John Mueller of Google had someone look at this pagination and SEO issue a different way. John said on Twitter to ask yourself "if someone only saw this page from my site, would that be ok?" If the answer is yes, that would be okay, then "just noindex" the page he said.
Here are those tweets:
I wouldn't assume there's any special SEO element regarding paginated pages -- it's often more a matter of "if someone only saw this page from my site, would that be ok?" If not, just noindex. Sometimes these are more for UI/UX than for indexing, sometimes they're both.
— 🍌 John 🍌 (@JohnMu) March 2, 2021
Here is the advice John gave after we learned rel=prev/next no longer was supported about two years ago:
- Just keep doing what you are doing with pagination.

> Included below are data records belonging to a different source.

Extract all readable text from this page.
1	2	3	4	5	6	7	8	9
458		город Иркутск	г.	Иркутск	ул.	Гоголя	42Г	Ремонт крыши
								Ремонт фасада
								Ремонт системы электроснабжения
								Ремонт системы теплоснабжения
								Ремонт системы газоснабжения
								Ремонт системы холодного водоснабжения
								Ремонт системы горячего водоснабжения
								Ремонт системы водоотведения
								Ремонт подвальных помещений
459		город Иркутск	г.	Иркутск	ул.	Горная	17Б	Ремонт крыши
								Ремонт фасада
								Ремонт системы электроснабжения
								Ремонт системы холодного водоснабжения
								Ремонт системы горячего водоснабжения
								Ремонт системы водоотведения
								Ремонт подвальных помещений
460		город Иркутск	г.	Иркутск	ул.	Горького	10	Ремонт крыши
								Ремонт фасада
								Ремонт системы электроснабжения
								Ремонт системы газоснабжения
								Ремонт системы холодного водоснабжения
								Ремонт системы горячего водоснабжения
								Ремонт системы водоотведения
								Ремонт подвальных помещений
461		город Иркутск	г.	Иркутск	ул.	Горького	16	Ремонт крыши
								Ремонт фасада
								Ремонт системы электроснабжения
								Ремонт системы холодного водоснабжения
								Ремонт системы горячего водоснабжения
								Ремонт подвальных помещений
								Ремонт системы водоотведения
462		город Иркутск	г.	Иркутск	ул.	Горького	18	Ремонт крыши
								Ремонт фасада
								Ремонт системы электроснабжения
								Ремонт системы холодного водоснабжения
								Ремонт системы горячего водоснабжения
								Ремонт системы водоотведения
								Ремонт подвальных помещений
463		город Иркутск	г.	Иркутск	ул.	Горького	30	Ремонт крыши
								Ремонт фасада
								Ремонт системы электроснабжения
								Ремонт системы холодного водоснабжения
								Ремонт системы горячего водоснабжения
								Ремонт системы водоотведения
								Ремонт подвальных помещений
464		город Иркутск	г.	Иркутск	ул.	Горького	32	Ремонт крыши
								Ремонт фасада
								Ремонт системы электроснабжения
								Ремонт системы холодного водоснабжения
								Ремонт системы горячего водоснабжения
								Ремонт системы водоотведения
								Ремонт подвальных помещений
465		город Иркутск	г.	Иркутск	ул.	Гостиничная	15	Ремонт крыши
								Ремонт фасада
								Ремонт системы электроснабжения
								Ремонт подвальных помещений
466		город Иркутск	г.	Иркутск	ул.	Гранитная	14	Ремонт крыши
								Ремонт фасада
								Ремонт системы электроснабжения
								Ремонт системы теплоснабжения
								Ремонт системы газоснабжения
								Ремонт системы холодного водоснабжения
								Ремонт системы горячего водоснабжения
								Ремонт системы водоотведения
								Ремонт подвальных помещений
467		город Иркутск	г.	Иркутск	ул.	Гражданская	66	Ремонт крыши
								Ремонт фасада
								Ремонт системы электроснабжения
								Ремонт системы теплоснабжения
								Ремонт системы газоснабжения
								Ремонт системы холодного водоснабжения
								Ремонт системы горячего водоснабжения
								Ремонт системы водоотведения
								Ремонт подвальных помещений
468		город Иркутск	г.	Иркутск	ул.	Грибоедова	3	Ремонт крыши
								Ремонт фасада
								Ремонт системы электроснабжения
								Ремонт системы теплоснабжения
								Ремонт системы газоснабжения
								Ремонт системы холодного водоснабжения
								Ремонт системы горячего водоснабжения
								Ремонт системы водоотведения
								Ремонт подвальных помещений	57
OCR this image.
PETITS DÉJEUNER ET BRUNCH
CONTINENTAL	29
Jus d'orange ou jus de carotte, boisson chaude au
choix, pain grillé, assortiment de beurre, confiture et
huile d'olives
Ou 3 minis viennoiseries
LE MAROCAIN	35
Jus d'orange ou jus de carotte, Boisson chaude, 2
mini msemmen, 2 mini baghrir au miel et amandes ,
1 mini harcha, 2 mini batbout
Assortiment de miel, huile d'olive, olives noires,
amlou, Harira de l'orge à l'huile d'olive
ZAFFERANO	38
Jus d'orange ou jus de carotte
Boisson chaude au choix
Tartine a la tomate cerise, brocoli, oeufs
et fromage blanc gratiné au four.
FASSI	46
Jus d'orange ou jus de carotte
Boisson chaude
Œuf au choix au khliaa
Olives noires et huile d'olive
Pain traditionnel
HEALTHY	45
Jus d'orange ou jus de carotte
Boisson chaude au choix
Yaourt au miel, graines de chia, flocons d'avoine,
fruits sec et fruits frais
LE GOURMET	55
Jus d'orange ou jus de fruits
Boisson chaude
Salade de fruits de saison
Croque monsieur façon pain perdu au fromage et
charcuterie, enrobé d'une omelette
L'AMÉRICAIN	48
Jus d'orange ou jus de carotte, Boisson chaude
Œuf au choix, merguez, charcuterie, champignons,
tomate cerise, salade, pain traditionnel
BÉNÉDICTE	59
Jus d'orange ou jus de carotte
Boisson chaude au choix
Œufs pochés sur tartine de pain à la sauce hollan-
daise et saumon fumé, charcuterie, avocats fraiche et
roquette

- If you haven't had issues up until now, then whatever you were doing has been working.
- Google hasn't supported them in years
- Google just realized they haven't supported them in years.
- Google immediately wanted to let the community know they found this out.
- This way Google won't tell people to do things that are "kind of unnecessary." I believe John here is referring to it being unnecessary for communicating to Google about combing pages into a set.
- Nothing you need to change.
- It's definitely not the case that you need to remove all pagination
- Same, not the case that you need to and make one giant page.
- But you need to make sure the pagination pages can kind of stand on their own.
- Use third party tools to see if there are crawling issues to get to deep product pages.
I am not sure everyone would use the "if someone only saw this page from my site, would that be ok?" check as their solution for pagination and SEO?